Il figlio del mare (Pellegrini Editore, 2020)
“Il figlio del mare ha il destino segnato dall’onda: un viaggio di orme perdute lungo la battigia”.
Antar (Vertigo Edizioni, 2018)
“Affratellato a milioni di destini, abitante e naufrago di un Mediterraneo in continuo tumulto, cittadino di una terra elastica, che si espande e si restringe senza avere il tempo di assorbire appieno i cambiamenti che la attraversano, mi riconosco figlio legittimo di due culture, un arabo italiano che porta il suo messaggio a un mondo che ancora deve venire”.

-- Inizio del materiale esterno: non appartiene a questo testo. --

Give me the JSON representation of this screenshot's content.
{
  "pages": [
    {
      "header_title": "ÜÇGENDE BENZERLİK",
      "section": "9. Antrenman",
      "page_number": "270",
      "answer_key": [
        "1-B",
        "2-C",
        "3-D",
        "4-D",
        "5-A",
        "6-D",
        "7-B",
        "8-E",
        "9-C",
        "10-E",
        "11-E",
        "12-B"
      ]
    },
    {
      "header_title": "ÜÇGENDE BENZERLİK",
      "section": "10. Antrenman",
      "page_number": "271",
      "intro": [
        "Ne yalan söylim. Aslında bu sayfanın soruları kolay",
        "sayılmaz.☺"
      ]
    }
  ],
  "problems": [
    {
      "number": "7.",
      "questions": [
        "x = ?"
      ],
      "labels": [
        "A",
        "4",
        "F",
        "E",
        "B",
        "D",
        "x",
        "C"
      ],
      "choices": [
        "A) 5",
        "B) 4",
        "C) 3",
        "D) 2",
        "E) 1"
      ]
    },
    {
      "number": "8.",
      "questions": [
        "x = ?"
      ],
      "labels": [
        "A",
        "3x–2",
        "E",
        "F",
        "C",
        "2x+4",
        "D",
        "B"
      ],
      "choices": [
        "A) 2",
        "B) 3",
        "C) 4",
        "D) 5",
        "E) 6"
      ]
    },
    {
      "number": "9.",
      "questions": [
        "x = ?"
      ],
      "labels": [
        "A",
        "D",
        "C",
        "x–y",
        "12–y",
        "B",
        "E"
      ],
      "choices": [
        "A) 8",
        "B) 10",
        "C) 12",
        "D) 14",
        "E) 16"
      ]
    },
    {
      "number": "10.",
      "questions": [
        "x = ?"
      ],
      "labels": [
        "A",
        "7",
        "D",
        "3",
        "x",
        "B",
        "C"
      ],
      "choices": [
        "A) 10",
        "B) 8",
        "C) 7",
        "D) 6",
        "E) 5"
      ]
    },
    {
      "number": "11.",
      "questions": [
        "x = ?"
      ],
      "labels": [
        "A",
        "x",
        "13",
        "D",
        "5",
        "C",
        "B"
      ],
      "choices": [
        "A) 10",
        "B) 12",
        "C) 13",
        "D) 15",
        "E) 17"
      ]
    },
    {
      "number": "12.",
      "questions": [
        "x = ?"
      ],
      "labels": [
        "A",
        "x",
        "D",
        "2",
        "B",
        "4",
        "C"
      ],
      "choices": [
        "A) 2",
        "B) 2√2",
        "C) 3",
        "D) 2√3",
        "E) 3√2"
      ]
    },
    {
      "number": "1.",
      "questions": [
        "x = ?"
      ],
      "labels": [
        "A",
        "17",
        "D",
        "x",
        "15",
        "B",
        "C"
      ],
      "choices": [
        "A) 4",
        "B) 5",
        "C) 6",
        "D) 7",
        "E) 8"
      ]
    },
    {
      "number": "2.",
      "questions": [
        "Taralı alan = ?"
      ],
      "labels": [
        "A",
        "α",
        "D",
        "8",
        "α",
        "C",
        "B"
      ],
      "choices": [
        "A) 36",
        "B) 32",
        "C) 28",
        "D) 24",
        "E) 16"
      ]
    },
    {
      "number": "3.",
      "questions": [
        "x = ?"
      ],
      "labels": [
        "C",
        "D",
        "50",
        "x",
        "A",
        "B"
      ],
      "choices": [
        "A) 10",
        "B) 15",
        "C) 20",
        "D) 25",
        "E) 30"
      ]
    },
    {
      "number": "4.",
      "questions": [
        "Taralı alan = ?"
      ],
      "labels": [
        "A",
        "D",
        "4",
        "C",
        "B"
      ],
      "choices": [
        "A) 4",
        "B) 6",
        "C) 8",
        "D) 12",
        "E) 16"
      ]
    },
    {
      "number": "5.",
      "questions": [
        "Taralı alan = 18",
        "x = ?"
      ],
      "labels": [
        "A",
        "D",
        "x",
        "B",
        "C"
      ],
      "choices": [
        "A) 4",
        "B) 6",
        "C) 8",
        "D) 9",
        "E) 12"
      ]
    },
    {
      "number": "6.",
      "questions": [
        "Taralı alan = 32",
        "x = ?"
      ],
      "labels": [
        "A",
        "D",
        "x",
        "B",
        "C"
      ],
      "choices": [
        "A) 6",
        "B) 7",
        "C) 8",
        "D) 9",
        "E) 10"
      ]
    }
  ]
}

Antar è un giovane italo-siriano la cui personalità vacilla tra culture che lo attraggono e lo respingono a seconda degli eventi, spesso drammatici, che scandiscono il suo percorso. Porta il nome di un celebre poeta-guerriero di epoca preislamica, ʿAntara Ibn Shaddād, una sorta di Ulisse del mondo arabo nel cui destino si identifica in modo speculare.
Siriano in Italia e italiano in Siria, vive un perenne cortocircuito di identità, che si traduce in un vero e proprio “viaggio di ritorno”, una discesa agli inferi in una Siria ormai smembrata, nei cui frammenti si scompone la sua stessa storia familiare, intrecciandosi a quella di personaggi forti come padre Paolo Dall’Oglio.

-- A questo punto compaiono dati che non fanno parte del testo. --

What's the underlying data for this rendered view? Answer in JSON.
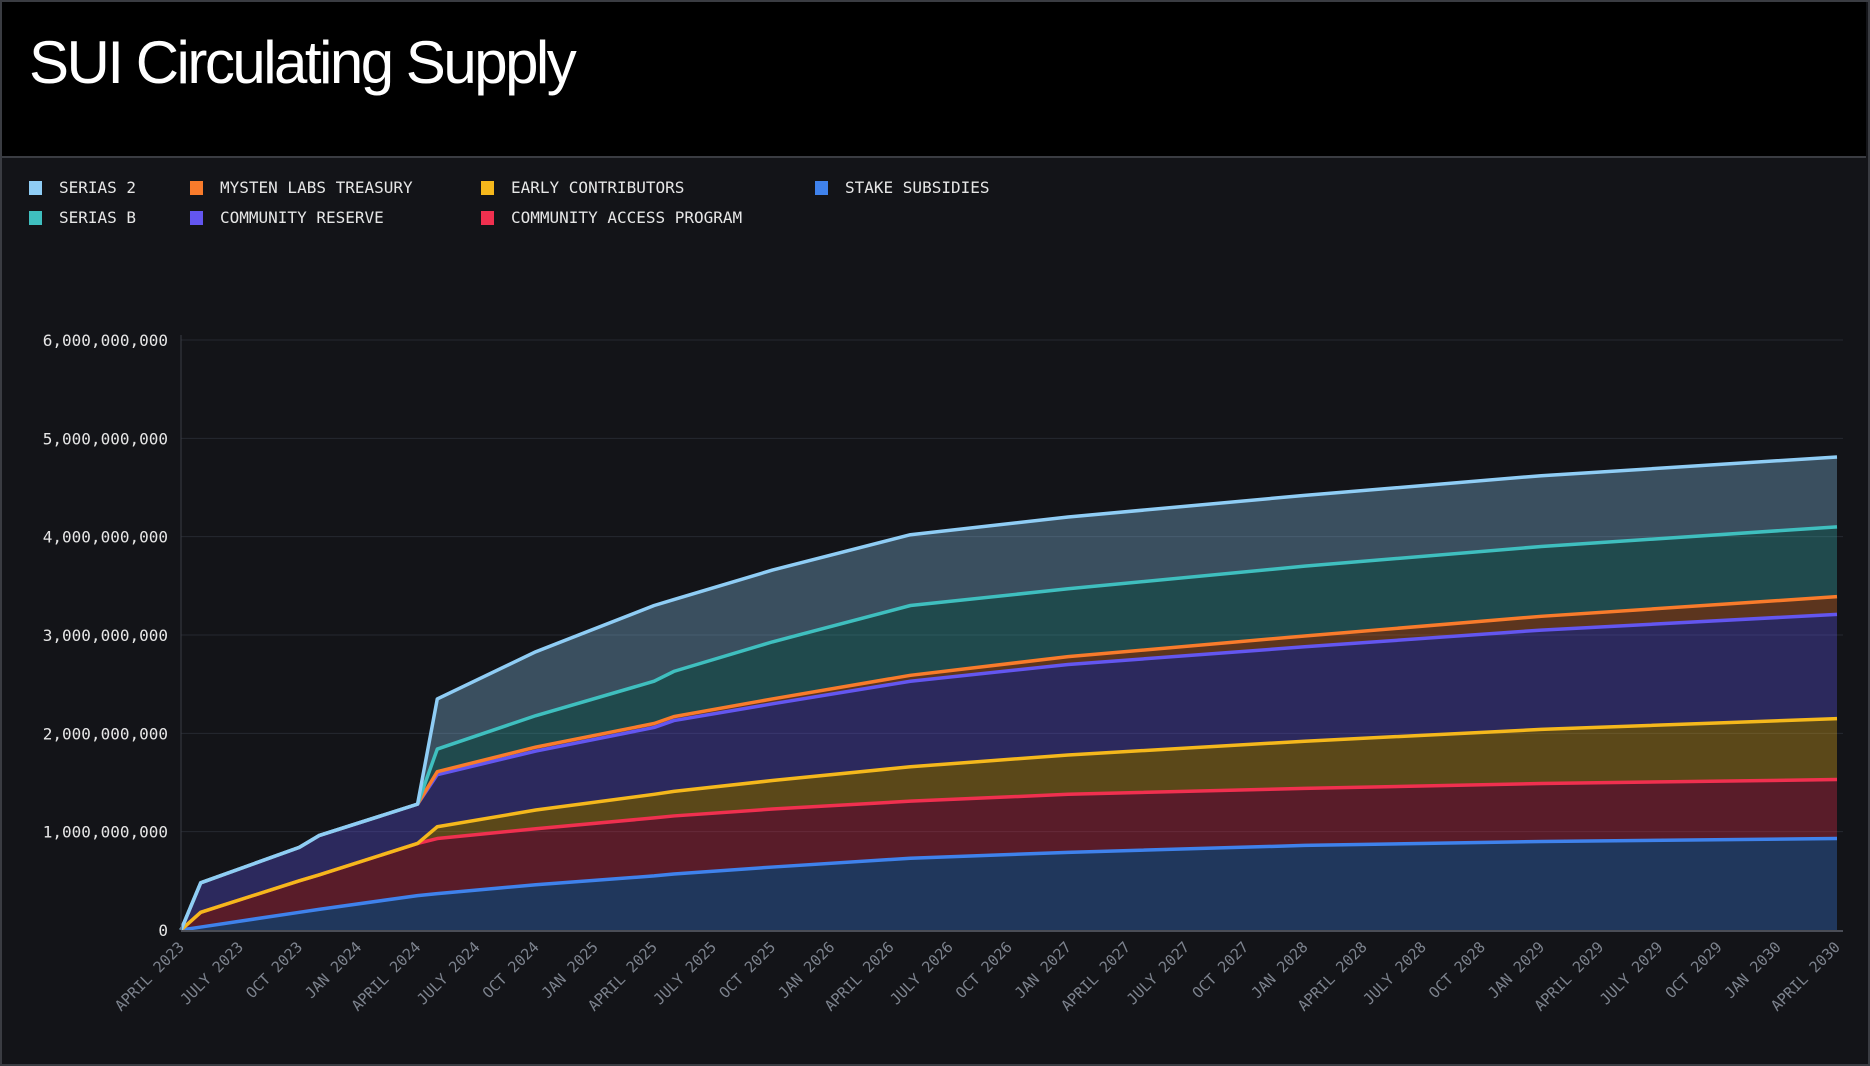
{
  "title": "SUI Circulating Supply",
  "chart_data": {
    "type": "area",
    "stacked": true,
    "title": "SUI Circulating Supply",
    "xlabel": "",
    "ylabel": "",
    "ylim": [
      0,
      6000000000
    ],
    "yticks": [
      "0",
      "1,000,000,000",
      "2,000,000,000",
      "3,000,000,000",
      "4,000,000,000",
      "5,000,000,000",
      "6,000,000,000"
    ],
    "xticks": [
      "APRIL 2023",
      "JULY 2023",
      "OCT 2023",
      "JAN 2024",
      "APRIL 2024",
      "JULY 2024",
      "OCT 2024",
      "JAN 2025",
      "APRIL 2025",
      "JULY 2025",
      "OCT 2025",
      "JAN 2026",
      "APRIL 2026",
      "JULY 2026",
      "OCT 2026",
      "JAN 2027",
      "APRIL 2027",
      "JULY 2027",
      "OCT 2027",
      "JAN 2028",
      "APRIL 2028",
      "JULY 2028",
      "OCT 2028",
      "JAN 2029",
      "APRIL 2029",
      "JULY 2029",
      "OCT 2029",
      "JAN 2030",
      "APRIL 2030"
    ],
    "grid": true,
    "legend_position": "top-left",
    "x": [
      "2023-04",
      "2023-05",
      "2023-10",
      "2023-11",
      "2024-04",
      "2024-05",
      "2024-10",
      "2025-04",
      "2025-05",
      "2025-10",
      "2026-05",
      "2027-01",
      "2028-01",
      "2029-01",
      "2030-04"
    ],
    "series": [
      {
        "name": "STAKE SUBSIDIES",
        "color": "#3f82ec",
        "values": [
          0,
          30000000,
          180000000,
          210000000,
          350000000,
          370000000,
          460000000,
          550000000,
          570000000,
          640000000,
          730000000,
          790000000,
          860000000,
          900000000,
          930000000
        ]
      },
      {
        "name": "COMMUNITY ACCESS PROGRAM",
        "color": "#f0304f",
        "values": [
          0,
          150000000,
          320000000,
          350000000,
          530000000,
          560000000,
          570000000,
          590000000,
          590000000,
          590000000,
          580000000,
          590000000,
          580000000,
          590000000,
          600000000
        ]
      },
      {
        "name": "EARLY CONTRIBUTORS",
        "color": "#f5b81c",
        "values": [
          0,
          0,
          0,
          0,
          0,
          120000000,
          190000000,
          240000000,
          250000000,
          290000000,
          350000000,
          400000000,
          480000000,
          550000000,
          620000000
        ]
      },
      {
        "name": "COMMUNITY RESERVE",
        "color": "#6356f0",
        "values": [
          0,
          300000000,
          340000000,
          400000000,
          400000000,
          530000000,
          600000000,
          680000000,
          720000000,
          780000000,
          870000000,
          920000000,
          960000000,
          1010000000,
          1060000000
        ]
      },
      {
        "name": "MYSTEN LABS TREASURY",
        "color": "#f97b2b",
        "values": [
          0,
          0,
          0,
          0,
          0,
          30000000,
          40000000,
          40000000,
          40000000,
          50000000,
          60000000,
          80000000,
          110000000,
          140000000,
          180000000
        ]
      },
      {
        "name": "SERIAS B",
        "color": "#3fbfbf",
        "values": [
          0,
          0,
          0,
          0,
          0,
          230000000,
          320000000,
          430000000,
          460000000,
          580000000,
          710000000,
          690000000,
          710000000,
          710000000,
          710000000
        ]
      },
      {
        "name": "SERIAS 2",
        "color": "#8fcdf5",
        "values": [
          0,
          0,
          0,
          0,
          0,
          510000000,
          650000000,
          770000000,
          730000000,
          730000000,
          720000000,
          730000000,
          720000000,
          720000000,
          710000000
        ]
      }
    ]
  },
  "legend": [
    {
      "label": "SERIAS 2",
      "color": "#8fcdf5"
    },
    {
      "label": "SERIAS B",
      "color": "#3fbfbf"
    },
    {
      "label": "MYSTEN LABS TREASURY",
      "color": "#f97b2b"
    },
    {
      "label": "COMMUNITY RESERVE",
      "color": "#6356f0"
    },
    {
      "label": "EARLY CONTRIBUTORS",
      "color": "#f5b81c"
    },
    {
      "label": "COMMUNITY ACCESS PROGRAM",
      "color": "#f0304f"
    },
    {
      "label": "STAKE SUBSIDIES",
      "color": "#3f82ec"
    }
  ]
}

Una storia che attinge alla complessità di questo momento storico, dove l’io narrante diventa la lente attraverso cui è amplificata l’immagine del disastro siriano e la dimensione sospesa di chi è ponte inconsapevole tra culture.
La scatola dei ricordi (Formebrevi Edizioni, 2018)
“La scatola dei ricordi è lo scrigno segreto nel quale ciascuno di noi, da piccolo, ha riposto i propri tesori. Aprire quella scatola equivale a compiere un viaggio nel tempo, tra le pieghe dell’anima, dove si annidano storie lontane che affiorano al ricordo per essere narrate, tramandate come un’antica fiaba dal sapore mediterraneo e dal messaggio universale, senza tempo”.
La scatola dei ricordi è una raccolta di racconti che invita il lettore a immergersi nella dimensione delle storie di una volta, di quelle che portano addosso il potere della parola di veicolare personaggi e significati e divenire racconto, cuntu: luoghi e incontri che scandiscono lo svolgersi del tempo, dialoghi e intrecci che l’autrice in-forma in una scrittura lineare, arricchita da espressioni dialettali che richiamano il legame con la terra.
Così la scatola dei ricordi si apre alle cose nel loro rivelarsi, alla necessità del dire di farsi parola e uscire dal silenzio, fuori dal corpo nel quale ha trovato riparo, per viaggiare in altri corpi, altre parole, luoghi e non-luoghi dove ognuno ripone un frammento d’esistenza, strappato all’ordinarietà del tempo per farne amuleto di memoria, restituito alle cose che perdurano come le pietre, o quel vento “che a furia di mulinare scompiglia i capelli pure alle donne dipinte”.
Sette paia di scarpe (Rai Eri, 2014)
“Un profondo senso di appartenenza mi legava a quei territori sconfinati, come se il paesaggio, in ogni sua sfumatura, mi parlasse una lingua ormai dimenticata: voci di popoli lontani nel tempo, ma anche storie familiari appena sussurrate”.
Il titolo, ispirato a un’antica fiaba persiana, suggerisce il viaggio esteriore e interiore della giovane protagonista alla ricerca della verità. Aidha e i due fratelli minori lasciano Beirut durante la guerra israelo-libanese del 2006 alla volta della Siria, per rifugiarsi nel villaggio dei nonni materni, che non conoscono.
Nel profondo nord-est, la steppa in cui convivono arabi, curdi e poche tribù di seminomadi, Aidha entrerà in contatto con le rigide tradizioni patriarcali di una cultura millenaria, dalle quali sua madre era fuggita ancora adolescente.
Scavando nel proprio passato familiare come gli archeologi scavano il tell, la misteriosa collina che domina il villaggio, la ragazza scoprirà un importante segreto, che la farà riflettere sui fragili equilibri che regolano la quotidianità delle piccole comunità rurali e sul disincanto del loro vivere spietato.